Mike Stump mrs@apple.com
Thu Jun 15 02:15:00 GMT 2006


On Jun 14, 2006, at 11:51 AM, Joe Buck wrote:
> There have been a number of proposals that basically amount to  
> threatening
> the patch reviewers with negative consequences, but I'm not for that.

I too think that would be the wrong direction to go.

> I'm not sure I *want* GCC to start changing much more rapidly than  
> it changes today.

But, is change alone the basis to drive decisions?  I hope not.  gcc  
has always been driven by users.  Fewer users, less change.  More  
users, more change.  I think there are ways to manage it and still  
keep the quality up.

> But will the quality level be maintained?

Yes, we ensure the observable quality in part by the testsuite, this  
gets us a generally monotonic baseline and from the user's  
perspective, this is an important part of quality.  This helps us  
scale in terms of the change load.  I think there are other  
opportunities to help scale that have a beneficial impact on  
quality.  For example, would be nice to have a batch tester that  
would bootstrap and regression test on 2-5 platforms for all patch  
submitters post approval but pre-checkin.  If any regressions, dump  
all patches and move on to the next set, repeat as fast as possible.   
If they all pass the entire regression suite, all languages, then put  
them all in.  In this fashion, at all points, for all the tested  
platforms, there could never be any regressions.  This lends to  
stability for the developers in general and edges the quality up.   
This also can lesson the testing burden on individual contributers  
and free them of that task more often.

> That's the whole reason we insist on patch review, so any process  
> that speeds it up has to guarantee that will still get a decent  
> review of all patches (other than the truly obvious ones).

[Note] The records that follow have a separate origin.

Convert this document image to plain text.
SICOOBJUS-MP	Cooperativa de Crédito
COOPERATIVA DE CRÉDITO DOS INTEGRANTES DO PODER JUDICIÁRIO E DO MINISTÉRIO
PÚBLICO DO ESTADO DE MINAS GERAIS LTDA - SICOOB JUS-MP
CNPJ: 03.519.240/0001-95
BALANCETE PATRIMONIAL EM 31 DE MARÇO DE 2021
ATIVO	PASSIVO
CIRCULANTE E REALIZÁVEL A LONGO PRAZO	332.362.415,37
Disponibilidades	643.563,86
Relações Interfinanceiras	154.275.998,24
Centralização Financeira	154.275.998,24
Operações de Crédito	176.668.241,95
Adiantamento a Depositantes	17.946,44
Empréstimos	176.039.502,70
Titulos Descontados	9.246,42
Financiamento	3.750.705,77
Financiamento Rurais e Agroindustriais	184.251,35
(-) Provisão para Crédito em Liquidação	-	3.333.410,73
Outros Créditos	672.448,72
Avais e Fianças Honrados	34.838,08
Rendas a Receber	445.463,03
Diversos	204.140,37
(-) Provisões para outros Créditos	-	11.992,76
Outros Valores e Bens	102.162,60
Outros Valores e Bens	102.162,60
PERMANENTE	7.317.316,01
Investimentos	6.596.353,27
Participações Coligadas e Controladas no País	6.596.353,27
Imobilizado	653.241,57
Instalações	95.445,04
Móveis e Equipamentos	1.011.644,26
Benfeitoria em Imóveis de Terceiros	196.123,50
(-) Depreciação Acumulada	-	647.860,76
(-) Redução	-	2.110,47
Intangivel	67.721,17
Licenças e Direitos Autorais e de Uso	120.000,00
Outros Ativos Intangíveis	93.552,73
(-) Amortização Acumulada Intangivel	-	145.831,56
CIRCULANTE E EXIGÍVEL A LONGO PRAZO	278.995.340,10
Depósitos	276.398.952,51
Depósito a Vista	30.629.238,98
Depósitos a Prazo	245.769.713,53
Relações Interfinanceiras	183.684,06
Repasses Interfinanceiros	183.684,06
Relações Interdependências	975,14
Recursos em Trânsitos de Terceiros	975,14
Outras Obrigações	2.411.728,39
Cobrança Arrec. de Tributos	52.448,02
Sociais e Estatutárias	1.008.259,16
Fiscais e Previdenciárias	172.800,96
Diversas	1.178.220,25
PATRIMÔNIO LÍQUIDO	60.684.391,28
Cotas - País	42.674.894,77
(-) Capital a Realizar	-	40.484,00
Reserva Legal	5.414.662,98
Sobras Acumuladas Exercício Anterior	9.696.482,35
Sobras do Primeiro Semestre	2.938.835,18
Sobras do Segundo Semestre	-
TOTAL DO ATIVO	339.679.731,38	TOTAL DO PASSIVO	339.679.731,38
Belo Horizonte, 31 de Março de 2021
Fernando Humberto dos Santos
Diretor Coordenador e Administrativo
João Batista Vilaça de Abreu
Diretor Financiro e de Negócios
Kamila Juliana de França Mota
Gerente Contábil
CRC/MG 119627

When the patches are to fix regressions and bugs in the compiler, one  
can argue that quality isn't served by not fixing the problem.  By  
making the process more efficient, we enable more bugs to be fixed  
and we further encourage more people to send in patches to fix more  
bugs, more often.  I feel being responsive to patch submitters is  
being responsive to users, and being responsive to users it one way  
to get more users and a better reputation.  More users, means in  
part, more testers and more diversity in testing.  Discouraging patch  
submitters, and in the end that discourages users, and that results  
in less testing and less diverse code.

I'm not advocating a free for all, but I do think we need to ensure  
that there are enough maintainers to ensure timely reviews.  I'd  
argue that 1 month indicates that we don't have enough reviewer  
bandwidth.  I'd argue that 10 months indicates the same thing, only  
more.  The SC could ask for volunteers to be patch reviewers in areas  
where we have a backlog.  If the existing maintainers don't want the  
help, this can motivate them to never have a backlog.